Bibiana Mendoza es vocera del colectivo irapuatense “Hasta encontrarte”, que surgió como respuesta a la poca atención de las autoridades. En sus propias palabras, es la voz y la dignidad de las personas desaparecidas. Su hermano, Manuel, desapareció cuando un día se lo llevaron hombres armados de su domicilio, sin aparente explicación. Estos hechos ocurrieron hace 5 años, y hay varios similares.

“En estos casos no hay un por qué y si lo hay sería porque hay autoridades incompetentes en el estado para la problemática de violencia que estamos viviendo en Guanajuato.

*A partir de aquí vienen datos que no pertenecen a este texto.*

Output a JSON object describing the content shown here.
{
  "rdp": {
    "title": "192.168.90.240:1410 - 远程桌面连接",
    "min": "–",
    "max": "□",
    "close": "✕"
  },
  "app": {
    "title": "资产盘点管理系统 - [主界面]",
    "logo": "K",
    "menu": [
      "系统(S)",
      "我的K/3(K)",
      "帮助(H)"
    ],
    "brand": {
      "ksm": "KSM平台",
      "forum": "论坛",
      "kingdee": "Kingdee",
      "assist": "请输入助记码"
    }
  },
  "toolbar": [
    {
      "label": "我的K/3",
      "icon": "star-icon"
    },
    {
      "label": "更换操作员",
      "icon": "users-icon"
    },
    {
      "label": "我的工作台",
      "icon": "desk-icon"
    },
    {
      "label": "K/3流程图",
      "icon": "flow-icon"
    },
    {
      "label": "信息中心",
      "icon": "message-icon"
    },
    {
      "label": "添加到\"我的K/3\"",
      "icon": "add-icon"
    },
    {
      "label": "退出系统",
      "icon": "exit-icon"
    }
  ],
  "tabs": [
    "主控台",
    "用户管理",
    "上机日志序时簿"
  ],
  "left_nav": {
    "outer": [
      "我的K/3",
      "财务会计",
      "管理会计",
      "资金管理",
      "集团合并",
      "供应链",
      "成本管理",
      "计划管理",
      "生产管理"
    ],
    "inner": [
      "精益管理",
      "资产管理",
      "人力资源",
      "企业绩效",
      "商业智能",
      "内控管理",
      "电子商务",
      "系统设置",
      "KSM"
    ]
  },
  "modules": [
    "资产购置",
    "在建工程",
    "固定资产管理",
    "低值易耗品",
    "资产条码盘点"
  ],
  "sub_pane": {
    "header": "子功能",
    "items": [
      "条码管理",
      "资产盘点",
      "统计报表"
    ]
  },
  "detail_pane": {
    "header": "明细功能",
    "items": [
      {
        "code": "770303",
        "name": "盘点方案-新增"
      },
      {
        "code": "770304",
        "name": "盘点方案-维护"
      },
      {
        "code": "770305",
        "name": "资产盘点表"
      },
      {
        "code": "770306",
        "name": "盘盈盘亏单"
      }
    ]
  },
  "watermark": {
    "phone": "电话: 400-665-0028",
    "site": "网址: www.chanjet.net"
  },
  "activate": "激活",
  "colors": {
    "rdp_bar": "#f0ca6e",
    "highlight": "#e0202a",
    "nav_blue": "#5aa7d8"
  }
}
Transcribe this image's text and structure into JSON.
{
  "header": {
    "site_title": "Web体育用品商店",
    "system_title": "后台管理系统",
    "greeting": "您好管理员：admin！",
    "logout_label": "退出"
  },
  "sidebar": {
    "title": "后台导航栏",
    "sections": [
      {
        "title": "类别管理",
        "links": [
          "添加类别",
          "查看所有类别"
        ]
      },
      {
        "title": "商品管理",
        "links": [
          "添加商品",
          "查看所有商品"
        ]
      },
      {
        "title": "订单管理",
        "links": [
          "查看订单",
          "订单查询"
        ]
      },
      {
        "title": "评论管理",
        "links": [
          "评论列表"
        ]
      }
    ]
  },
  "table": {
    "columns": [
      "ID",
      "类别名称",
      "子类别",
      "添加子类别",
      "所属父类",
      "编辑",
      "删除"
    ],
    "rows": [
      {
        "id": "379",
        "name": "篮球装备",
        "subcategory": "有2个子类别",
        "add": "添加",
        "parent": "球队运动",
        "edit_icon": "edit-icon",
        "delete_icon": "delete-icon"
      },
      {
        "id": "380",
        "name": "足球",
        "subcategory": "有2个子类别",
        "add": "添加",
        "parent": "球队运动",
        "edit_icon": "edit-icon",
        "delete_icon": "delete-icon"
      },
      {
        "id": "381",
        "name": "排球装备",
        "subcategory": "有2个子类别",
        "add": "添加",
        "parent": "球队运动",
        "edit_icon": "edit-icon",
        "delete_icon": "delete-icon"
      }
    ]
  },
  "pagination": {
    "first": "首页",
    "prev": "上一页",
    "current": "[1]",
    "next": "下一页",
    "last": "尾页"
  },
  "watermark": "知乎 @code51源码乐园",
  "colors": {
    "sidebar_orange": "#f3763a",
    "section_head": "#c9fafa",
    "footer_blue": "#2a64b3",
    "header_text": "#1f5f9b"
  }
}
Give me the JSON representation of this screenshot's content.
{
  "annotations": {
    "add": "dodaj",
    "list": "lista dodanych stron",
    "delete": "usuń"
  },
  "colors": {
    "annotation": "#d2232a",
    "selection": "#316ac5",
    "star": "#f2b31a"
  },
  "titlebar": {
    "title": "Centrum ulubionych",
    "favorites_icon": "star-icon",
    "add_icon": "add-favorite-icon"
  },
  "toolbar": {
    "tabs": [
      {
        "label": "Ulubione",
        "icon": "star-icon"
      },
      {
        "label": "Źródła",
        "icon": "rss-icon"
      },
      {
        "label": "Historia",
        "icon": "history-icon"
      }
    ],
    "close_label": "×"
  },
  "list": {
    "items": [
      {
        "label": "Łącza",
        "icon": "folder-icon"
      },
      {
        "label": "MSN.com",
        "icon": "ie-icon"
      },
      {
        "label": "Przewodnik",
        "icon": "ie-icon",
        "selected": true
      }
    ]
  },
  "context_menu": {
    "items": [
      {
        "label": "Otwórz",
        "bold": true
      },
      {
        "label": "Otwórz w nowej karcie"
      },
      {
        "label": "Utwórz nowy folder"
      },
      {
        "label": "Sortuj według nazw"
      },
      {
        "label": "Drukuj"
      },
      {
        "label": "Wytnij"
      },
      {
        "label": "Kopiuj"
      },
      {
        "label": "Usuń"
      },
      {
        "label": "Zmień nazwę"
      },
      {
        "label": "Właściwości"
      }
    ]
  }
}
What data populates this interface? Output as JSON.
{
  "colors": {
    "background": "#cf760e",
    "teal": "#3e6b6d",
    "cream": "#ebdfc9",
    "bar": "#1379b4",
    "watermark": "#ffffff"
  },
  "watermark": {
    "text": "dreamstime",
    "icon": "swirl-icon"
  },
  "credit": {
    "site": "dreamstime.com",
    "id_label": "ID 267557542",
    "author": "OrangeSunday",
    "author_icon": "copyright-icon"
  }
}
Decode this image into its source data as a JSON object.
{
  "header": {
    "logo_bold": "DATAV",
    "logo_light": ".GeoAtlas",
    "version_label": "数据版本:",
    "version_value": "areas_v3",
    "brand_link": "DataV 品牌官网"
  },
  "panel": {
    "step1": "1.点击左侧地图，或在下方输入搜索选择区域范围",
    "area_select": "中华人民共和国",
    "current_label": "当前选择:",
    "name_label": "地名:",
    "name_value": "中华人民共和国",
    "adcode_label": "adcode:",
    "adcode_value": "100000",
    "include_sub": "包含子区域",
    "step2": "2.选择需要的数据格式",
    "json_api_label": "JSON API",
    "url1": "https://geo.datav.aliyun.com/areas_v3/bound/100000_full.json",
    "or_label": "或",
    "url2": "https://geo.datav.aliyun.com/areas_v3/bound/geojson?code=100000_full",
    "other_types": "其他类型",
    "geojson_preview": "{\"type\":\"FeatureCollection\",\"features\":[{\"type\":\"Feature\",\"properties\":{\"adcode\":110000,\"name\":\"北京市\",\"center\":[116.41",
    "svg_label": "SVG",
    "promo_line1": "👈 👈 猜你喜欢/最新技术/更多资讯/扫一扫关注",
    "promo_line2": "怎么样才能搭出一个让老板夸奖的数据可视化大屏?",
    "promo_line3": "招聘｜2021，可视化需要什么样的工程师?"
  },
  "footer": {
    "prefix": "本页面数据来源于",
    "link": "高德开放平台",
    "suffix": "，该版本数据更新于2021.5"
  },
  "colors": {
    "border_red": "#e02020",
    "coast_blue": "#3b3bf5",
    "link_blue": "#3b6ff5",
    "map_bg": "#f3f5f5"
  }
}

Es algo preocupante”.

PROBLEMA DE HACE TIEMPO
Sobre el asunto de las desapariciones forzadas, ofrece su perspectiva para este medio informativo Erick Gómez Tagle López, quien es sociólogo de formación inicial y además cursó la maestría en Estudios Políticos y Sociales, así como el doctorado en Ciencias Penales y Política Criminal, obteniendo en cada uno mención honorífica.

“Es importante comprender la distinción establecida en Ley General en Materia de Desaparición Forzada de Personas, Desaparición Cometida por Particulares y del Sistema Nacional de Búsqueda de Personas, la cual precisa que persona desaparecida es aquélla cuyo paradero se desconoce y se presume, a partir de cualquier indicio, que su ausencia se relaciona con la comisión de un delito, mientras que una persona no localizada es alguien cuya ubicación es desconocida y que, de acuerdo con la información que se reporte a la autoridad, su ausencia no se relaciona con la probable comisión de algún delito”.